For a while the climbing was easy, but at length they came to a great wall of rock, a hundred fathoms high, on which no fox might find a foothold, nor anything that had not wings.
“Here now is an end of our journey,” said Gizur, “and I only pray this, that Eric may not ride round the mountain before we are down again.” For he did not know that Brighteyes already rode hard for Middalhof.
“Not so,” said the thrall, “if only I can find the place by which, some thirty summers ago, I won yonder rift, and through it the crest of the fell,” and he pointed to a narrow cleft in the face of the rock high above their heads, that was clothed with grey moss.
Then he moved to the right and searched, peering behind stones and birch-bushes, till presently he held up his hand and whistled. They passed along the slope and found him standing by a little stream of water which welled from beneath a great rock.
“Here is the place,” the man said.
“I see no place,” answered Swanhild.
“Still, it is there, lady,” and he climbed on to the rock, drawing her after him. At the back of it was a hole, almost overgrown with moss. “Here is the path,” he said again.
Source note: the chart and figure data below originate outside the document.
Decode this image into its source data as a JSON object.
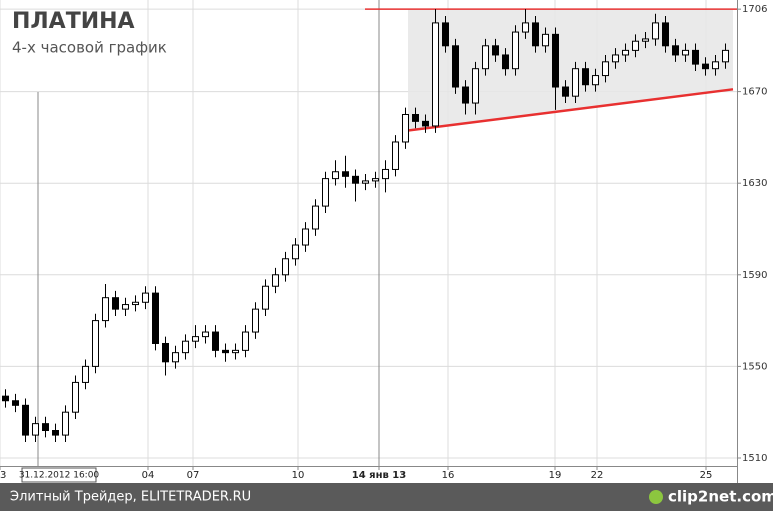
{
  "chart_data": {
    "type": "candlestick",
    "title": "ПЛАТИНА",
    "subtitle": "4-х часовой график",
    "footer": "Элитный Трейдер, ELITETRADER.RU",
    "logo": "clip2net.com",
    "xlim": [
      0,
      147.4
    ],
    "ylim": [
      1506.5,
      1710
    ],
    "yticks": [
      1510,
      1550,
      1590,
      1630,
      1670,
      1706
    ],
    "xticks": [
      {
        "value": 0,
        "label": "3"
      },
      {
        "value": 29.6,
        "label": "04"
      },
      {
        "value": 38.6,
        "label": "07"
      },
      {
        "value": 59.6,
        "label": "10"
      },
      {
        "value": 75.8,
        "label": "14 янв 13"
      },
      {
        "value": 89.6,
        "label": "16"
      },
      {
        "value": 111,
        "label": "19"
      },
      {
        "value": 119.4,
        "label": "22"
      },
      {
        "value": 141.2,
        "label": "25"
      }
    ],
    "cursor": {
      "value": 7.6,
      "label": "31.12.2012 16:00"
    },
    "grid": true,
    "up_color": "#ffffff",
    "down_color": "#000000",
    "line_color": "#e83030",
    "shade_color": "#e6e6e6",
    "x": [
      1,
      3,
      5,
      7,
      9,
      11,
      13,
      15,
      17,
      19,
      21,
      23,
      25,
      27,
      29,
      31,
      33,
      35,
      37,
      39,
      41,
      43,
      45,
      47,
      49,
      51,
      53,
      55,
      57,
      59,
      61,
      63,
      65,
      67,
      69,
      71,
      73,
      75,
      77,
      79,
      81,
      83,
      85,
      87,
      89,
      91,
      93,
      95,
      97,
      99,
      101,
      103,
      105,
      107,
      109,
      111,
      113,
      115,
      117,
      119,
      121,
      123,
      125,
      127,
      129,
      131,
      133,
      135,
      137,
      139,
      141,
      143,
      145
    ],
    "open": [
      1537,
      1535,
      1533,
      1520,
      1525,
      1522,
      1520,
      1530,
      1543,
      1550,
      1570,
      1580,
      1575,
      1577,
      1578,
      1582,
      1560,
      1552,
      1556,
      1561,
      1563,
      1565,
      1557,
      1556,
      1557,
      1565,
      1575,
      1585,
      1590,
      1597,
      1603,
      1610,
      1620,
      1632,
      1635,
      1633,
      1630,
      1631,
      1632,
      1636,
      1648,
      1660,
      1657,
      1655,
      1700,
      1690,
      1672,
      1665,
      1680,
      1690,
      1686,
      1680,
      1696,
      1700,
      1690,
      1695,
      1672,
      1668,
      1680,
      1673,
      1677,
      1683,
      1686,
      1688,
      1692,
      1693,
      1700,
      1690,
      1686,
      1688,
      1682,
      1680,
      1683
    ],
    "high": [
      1540,
      1538,
      1536,
      1528,
      1528,
      1525,
      1533,
      1546,
      1553,
      1573,
      1586,
      1583,
      1580,
      1581,
      1585,
      1585,
      1563,
      1559,
      1564,
      1568,
      1568,
      1568,
      1560,
      1560,
      1568,
      1578,
      1588,
      1593,
      1600,
      1606,
      1613,
      1623,
      1635,
      1640,
      1642,
      1636,
      1634,
      1635,
      1640,
      1651,
      1663,
      1663,
      1660,
      1706,
      1703,
      1693,
      1675,
      1683,
      1693,
      1693,
      1689,
      1699,
      1706,
      1703,
      1698,
      1698,
      1675,
      1683,
      1683,
      1680,
      1686,
      1689,
      1691,
      1695,
      1696,
      1704,
      1703,
      1693,
      1691,
      1691,
      1685,
      1686,
      1691
    ],
    "low": [
      1532,
      1530,
      1517,
      1517,
      1519,
      1517,
      1517,
      1527,
      1540,
      1547,
      1567,
      1572,
      1572,
      1574,
      1575,
      1557,
      1546,
      1549,
      1553,
      1558,
      1560,
      1554,
      1552,
      1553,
      1554,
      1562,
      1572,
      1582,
      1587,
      1594,
      1600,
      1607,
      1617,
      1629,
      1628,
      1622,
      1627,
      1628,
      1626,
      1633,
      1645,
      1654,
      1652,
      1652,
      1687,
      1669,
      1660,
      1660,
      1677,
      1683,
      1677,
      1677,
      1693,
      1687,
      1687,
      1662,
      1665,
      1665,
      1670,
      1670,
      1674,
      1680,
      1683,
      1685,
      1689,
      1690,
      1687,
      1683,
      1683,
      1679,
      1677,
      1677,
      1680
    ],
    "close": [
      1535,
      1533,
      1520,
      1525,
      1522,
      1520,
      1530,
      1543,
      1550,
      1570,
      1580,
      1575,
      1577,
      1578,
      1582,
      1560,
      1552,
      1556,
      1561,
      1563,
      1565,
      1557,
      1556,
      1557,
      1565,
      1575,
      1585,
      1590,
      1597,
      1603,
      1610,
      1620,
      1632,
      1635,
      1633,
      1630,
      1631,
      1632,
      1636,
      1648,
      1660,
      1657,
      1655,
      1700,
      1690,
      1672,
      1665,
      1680,
      1690,
      1686,
      1680,
      1696,
      1700,
      1690,
      1695,
      1672,
      1668,
      1680,
      1673,
      1677,
      1683,
      1686,
      1688,
      1692,
      1693,
      1700,
      1690,
      1686,
      1688,
      1682,
      1680,
      1683,
      1688
    ],
    "lines": [
      {
        "x": [
          73,
          147.4
        ],
        "y": [
          1706,
          1706
        ]
      },
      {
        "x": [
          81.6,
          146.6
        ],
        "y": [
          1653,
          1671
        ]
      }
    ]
  }
}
“Then it is one that I have no mind to follow,” answered Swanhild. “Gizur, go thou with the man and see if his tale is true. I will stay here till ye come back.”
Then the thrall let himself down into the hole and Gizur went after him. But Swanhild sat there in the shadow of the rock, her chin resting on her hand, and waited. Presently, as she sat, she saw two men ride round the base of the fell, and strike off to the right towards a turf-booth which stood the half of an hour’s ride away. Now Swanhild was the keenest-sighted of all women of her day in Iceland, and when she looked at these two men she knew one of them for Jon, Eric’s thrall, and she knew the horse also—it was a white horse with black patches, that Jon had ridden for many years. She watched them go till they came to the booth, and it seemed to her that they left their horses and entered.
Swanhild waited upon the side of the fell for nearly two hours in all. Then, hearing a noise above her, she looked up, and there, black with dirt and wet with water, was Gizur, and with him was the thrall.
“What luck, Gizur?” she asked.
“This, Swanhild: Eric may hold Mosfell no more, for we have found a way to bolt the fox.”
“That is good news, then,” said Swanhild. “Say on.”
“Yonder hole, Swanhild, leads to the cleft above, having been cut through the cliff by fire, or perhaps by water. Now up that cleft a man may climb, though hardly, as by a difficult stair, till he comes to the flat crest of the fell. Then, crossing the crest, on the further side, perhaps six fathoms below him, he sees that space of rock where is Eric’s cave; but he cannot see the cave itself, because the brow of the cliff hangs over. And so it is that, if any come from the cave on to the space of rock, it will be an easy matter to roll stones upon them from above and crush them.”